- Film poster
- Chinese: 老驢頭
- Hanyu Pinyin: lǎo lǘ tóu
- Directed by: Li Ruijun
- Written by: Li Ruijun; Peng Tao;
- Produced by: Zhang Xian-min; Zeng Wenwen; Cui Zi'en;
- Starring: Ma Xingchun; Zhang Min;
- Cinematography: Yang Jin
- Edited by: Zhang Jun; Li Ruijun;
- Music by: Li Ruijun
- Release date: 9 October 2010 (BIFF);
- Running time: 112 minutes
- Country: China
- Language: Mandarin

= The Old Donkey =

The Old Donkey (老驢頭 (lǎo lǘ tóu)) is a 2010 Chinese film written, edited, and directed by Li Ruijun.

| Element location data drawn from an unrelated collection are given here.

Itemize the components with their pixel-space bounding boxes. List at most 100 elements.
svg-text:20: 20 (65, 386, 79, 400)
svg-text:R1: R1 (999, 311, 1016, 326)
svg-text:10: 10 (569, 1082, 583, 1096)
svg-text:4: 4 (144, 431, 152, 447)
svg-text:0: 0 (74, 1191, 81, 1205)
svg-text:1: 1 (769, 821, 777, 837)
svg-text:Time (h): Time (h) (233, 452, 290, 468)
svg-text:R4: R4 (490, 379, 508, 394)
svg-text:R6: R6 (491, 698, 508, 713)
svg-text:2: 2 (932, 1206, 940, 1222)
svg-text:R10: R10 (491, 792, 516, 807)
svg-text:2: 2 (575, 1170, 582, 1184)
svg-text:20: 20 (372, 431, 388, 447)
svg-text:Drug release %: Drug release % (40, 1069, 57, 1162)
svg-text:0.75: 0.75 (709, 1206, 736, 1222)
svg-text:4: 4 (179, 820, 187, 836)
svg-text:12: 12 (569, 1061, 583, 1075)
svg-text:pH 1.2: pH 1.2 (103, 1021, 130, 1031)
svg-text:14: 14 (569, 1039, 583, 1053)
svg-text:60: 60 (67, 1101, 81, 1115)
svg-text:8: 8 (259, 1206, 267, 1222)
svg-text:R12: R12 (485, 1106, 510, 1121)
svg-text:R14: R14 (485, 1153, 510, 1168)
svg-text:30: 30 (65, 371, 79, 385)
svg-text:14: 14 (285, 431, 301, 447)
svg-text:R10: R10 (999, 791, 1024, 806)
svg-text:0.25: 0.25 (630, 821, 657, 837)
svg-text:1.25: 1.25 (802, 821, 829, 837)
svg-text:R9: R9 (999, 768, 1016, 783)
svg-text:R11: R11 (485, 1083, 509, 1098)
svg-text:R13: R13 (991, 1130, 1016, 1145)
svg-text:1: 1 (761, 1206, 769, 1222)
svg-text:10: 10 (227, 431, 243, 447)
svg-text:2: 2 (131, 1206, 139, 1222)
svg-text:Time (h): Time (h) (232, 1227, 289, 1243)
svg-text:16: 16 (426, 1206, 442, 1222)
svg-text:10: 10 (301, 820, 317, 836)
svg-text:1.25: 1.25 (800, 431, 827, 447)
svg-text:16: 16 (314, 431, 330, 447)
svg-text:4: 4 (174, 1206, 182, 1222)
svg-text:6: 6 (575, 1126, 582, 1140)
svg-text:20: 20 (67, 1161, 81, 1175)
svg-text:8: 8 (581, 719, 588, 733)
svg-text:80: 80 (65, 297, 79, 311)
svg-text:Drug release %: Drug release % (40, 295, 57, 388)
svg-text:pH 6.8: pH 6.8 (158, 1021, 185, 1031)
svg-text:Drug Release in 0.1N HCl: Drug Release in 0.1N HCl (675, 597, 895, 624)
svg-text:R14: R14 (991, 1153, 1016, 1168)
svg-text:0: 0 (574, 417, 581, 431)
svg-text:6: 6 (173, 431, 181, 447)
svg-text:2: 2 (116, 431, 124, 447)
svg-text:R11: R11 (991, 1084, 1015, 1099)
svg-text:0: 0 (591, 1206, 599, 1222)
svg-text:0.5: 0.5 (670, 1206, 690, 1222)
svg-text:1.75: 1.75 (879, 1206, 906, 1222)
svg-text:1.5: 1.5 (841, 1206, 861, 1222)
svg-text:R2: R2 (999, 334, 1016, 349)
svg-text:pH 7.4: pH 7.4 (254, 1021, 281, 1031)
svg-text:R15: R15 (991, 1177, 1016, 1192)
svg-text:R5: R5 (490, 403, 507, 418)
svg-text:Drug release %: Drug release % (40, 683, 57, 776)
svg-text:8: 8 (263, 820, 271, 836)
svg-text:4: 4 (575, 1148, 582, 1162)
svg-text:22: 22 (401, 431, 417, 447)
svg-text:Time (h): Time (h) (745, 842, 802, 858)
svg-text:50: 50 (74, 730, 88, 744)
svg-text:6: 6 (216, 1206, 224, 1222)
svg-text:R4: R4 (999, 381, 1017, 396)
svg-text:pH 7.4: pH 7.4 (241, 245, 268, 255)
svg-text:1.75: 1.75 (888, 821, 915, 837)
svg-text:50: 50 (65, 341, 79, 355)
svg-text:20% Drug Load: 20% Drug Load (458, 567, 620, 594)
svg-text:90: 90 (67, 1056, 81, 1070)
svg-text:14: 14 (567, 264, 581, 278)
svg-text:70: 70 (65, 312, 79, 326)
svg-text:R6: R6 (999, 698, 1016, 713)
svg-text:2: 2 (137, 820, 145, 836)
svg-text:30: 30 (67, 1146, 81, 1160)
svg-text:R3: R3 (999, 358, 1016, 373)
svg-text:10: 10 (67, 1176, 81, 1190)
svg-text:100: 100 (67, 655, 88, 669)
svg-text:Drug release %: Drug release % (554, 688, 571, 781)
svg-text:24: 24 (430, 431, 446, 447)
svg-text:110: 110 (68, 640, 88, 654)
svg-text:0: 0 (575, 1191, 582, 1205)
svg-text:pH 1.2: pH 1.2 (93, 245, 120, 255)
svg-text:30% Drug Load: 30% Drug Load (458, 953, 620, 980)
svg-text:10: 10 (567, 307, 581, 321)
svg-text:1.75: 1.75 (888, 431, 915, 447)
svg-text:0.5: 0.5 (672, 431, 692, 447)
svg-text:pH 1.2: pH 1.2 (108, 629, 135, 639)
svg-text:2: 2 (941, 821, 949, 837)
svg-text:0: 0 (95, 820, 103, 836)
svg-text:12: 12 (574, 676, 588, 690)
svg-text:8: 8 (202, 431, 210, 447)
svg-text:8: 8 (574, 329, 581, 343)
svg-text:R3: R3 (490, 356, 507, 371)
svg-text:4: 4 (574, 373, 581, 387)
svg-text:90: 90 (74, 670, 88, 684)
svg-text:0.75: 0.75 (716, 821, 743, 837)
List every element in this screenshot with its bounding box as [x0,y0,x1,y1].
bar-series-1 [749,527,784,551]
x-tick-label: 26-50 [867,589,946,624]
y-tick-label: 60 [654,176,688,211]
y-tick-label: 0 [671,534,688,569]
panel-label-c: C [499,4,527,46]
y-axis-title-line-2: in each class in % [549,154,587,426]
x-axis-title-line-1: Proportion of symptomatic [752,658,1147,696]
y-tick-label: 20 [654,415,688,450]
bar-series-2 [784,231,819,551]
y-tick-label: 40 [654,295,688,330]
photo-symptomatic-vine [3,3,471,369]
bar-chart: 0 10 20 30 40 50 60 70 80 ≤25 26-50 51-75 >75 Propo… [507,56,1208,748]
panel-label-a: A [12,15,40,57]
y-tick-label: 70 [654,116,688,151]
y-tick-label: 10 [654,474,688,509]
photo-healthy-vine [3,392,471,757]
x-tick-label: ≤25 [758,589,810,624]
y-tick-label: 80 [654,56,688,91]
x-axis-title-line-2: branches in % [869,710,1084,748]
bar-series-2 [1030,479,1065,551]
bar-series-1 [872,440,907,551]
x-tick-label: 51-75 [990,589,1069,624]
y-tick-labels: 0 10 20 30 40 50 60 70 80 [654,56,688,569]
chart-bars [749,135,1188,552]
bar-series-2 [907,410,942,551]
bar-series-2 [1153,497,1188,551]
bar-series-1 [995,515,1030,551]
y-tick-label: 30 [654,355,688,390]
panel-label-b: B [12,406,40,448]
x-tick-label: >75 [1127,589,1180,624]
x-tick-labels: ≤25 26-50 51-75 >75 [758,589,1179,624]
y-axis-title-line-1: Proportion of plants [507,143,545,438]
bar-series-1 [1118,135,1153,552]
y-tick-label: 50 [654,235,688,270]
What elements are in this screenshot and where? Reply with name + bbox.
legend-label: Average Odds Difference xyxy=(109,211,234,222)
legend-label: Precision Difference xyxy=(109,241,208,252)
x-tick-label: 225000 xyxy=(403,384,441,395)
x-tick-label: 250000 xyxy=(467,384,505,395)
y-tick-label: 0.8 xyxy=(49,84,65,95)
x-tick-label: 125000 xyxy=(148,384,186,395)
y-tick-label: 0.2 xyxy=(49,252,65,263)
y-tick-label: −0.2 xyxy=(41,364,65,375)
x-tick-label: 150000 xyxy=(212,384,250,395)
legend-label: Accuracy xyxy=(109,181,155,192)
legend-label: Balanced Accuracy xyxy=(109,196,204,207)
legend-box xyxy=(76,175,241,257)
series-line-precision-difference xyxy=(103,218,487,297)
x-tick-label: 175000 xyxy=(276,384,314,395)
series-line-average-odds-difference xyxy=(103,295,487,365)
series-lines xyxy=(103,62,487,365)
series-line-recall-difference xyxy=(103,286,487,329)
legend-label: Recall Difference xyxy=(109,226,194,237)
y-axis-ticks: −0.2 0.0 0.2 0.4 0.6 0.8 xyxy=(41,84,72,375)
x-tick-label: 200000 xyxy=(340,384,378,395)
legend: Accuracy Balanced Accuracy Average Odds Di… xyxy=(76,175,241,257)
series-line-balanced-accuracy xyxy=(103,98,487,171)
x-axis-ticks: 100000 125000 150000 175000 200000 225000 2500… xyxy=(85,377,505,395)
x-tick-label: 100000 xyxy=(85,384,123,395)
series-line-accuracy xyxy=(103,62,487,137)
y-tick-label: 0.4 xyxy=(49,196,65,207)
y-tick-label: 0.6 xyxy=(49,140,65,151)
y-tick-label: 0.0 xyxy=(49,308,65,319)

It made its world premiere at the 15th Busan International Film Festival in 2010.

==Synopsis==
The film tells the story of Ma, nicknamed Old Donkey, an 84-year-old man who refuses to sell his land to a rich man who is buying up land in a small village in the northern Chinese province of Gansu, in order to build a chemical factory.

==Cast==
- Ma Xingchun as Ma
- Zhang Min as Ma Lianhua
- Sun Chunyan as Zhang Yongfu
- Wang Dazhi as Ma Dazhi

==Awards and nominations==

| Year | Award | Category | Recipient | Result |
|---|---|---|---|---|
| 2010 | 7th China Independent Film Festival | Narrative Feature Film (1st Prize) | The Old Donkey | Won |

==Production==
Li started filming The Old Donkey in 2006.